William Graser, one of the community’s first residents, said he likewise hopes the trail never gets built.

“There are too many potential problems,” he said.

Pease, who is no longer involved in the project, had initially proposed a much larger and non-age restrictive development that town officials felt would have placed an enormous burden on the school district. “So we negotiated,” Town Councilor Tom Dolan said.

“We had a special election and it was so well-received that 90 percent of the voters said yes,” Dolan said. “So one of the issues we’re wrestling with now is how do we avoid a bait and switch.”

Many of the Nevins residents said they were told the trail would never get built.

“A lot of people came in and bought homes here and they were told there would be no trail,” resident Jonathan Mitchell said. “Where would the public park? It would cause a lot of consternation, especially at times of the year when many of our residents aren’t at home.”

Morgan Hollis, an attorney for Nevins, said the site of the retirement community is in a cooperative, meaning residents own their homes but lease the land it stands on.

Hollis said the trail is being proposed for a 25-foot easement circling the community and in some spots would lead walkers though people’s back yards and directly under bedroom windows.

“The difficulty is that this trail doesn’t really lead anywhere,” Hollis said. “As time has gone by, many citizens have learned that this is essentially an open invitation for the public to come onto their property.”
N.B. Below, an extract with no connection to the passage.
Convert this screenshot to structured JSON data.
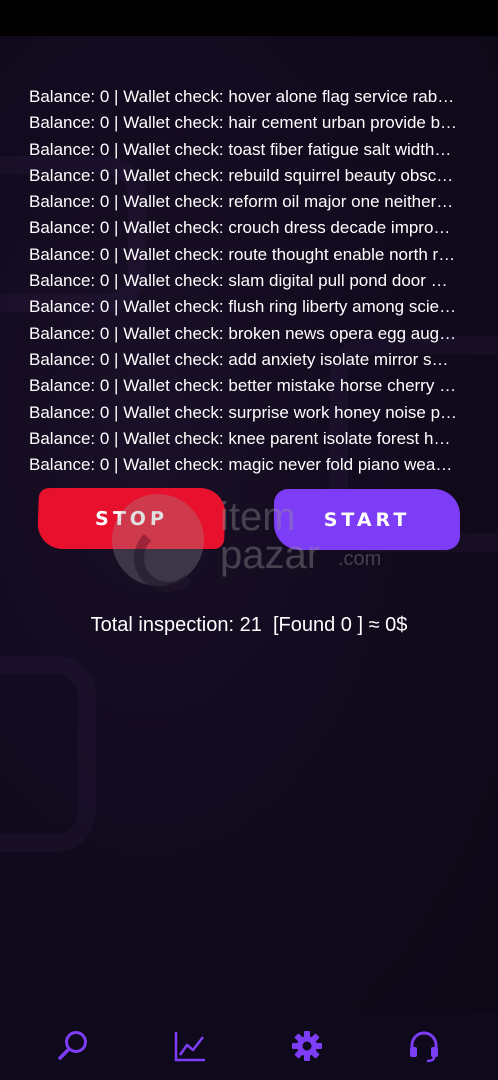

With the Nevins Community currently near build-out, many fear the trail could be coming next.

Hollis said the community’s board of directors has held several informal meetings, where the overwhelming majority objected to a public trail.

The board also met with the Planning Board recently, which approved an amended site plan.

“But that doesn’t solve this issue, because the walking trail is now referenced in the town’s open space plan,” Hollis said.

In order to put a stop to the trail, the town would have to release its rights to the easement, Hollis said.

Council Chairman John Farrell said the situation is unfortunate and dates to a time when “the community was trying to connect walking trails throughout the town.”

“As I recall, the purpose was to allow folks to walk to the nearby stores (along Route 102),” Farrell said. “But times do change.”

Councilors agreed to continue this week’s public hearing to next month and in the meantime work toward finding a solution with the help of the town’s attorneys.

“We have this looming third party known as the rest of the taxpayers,” Dolan said. “Which makes for a unique deliberation. I’d like to find out a bit more about possibility creating a public trail somewhere else in town.”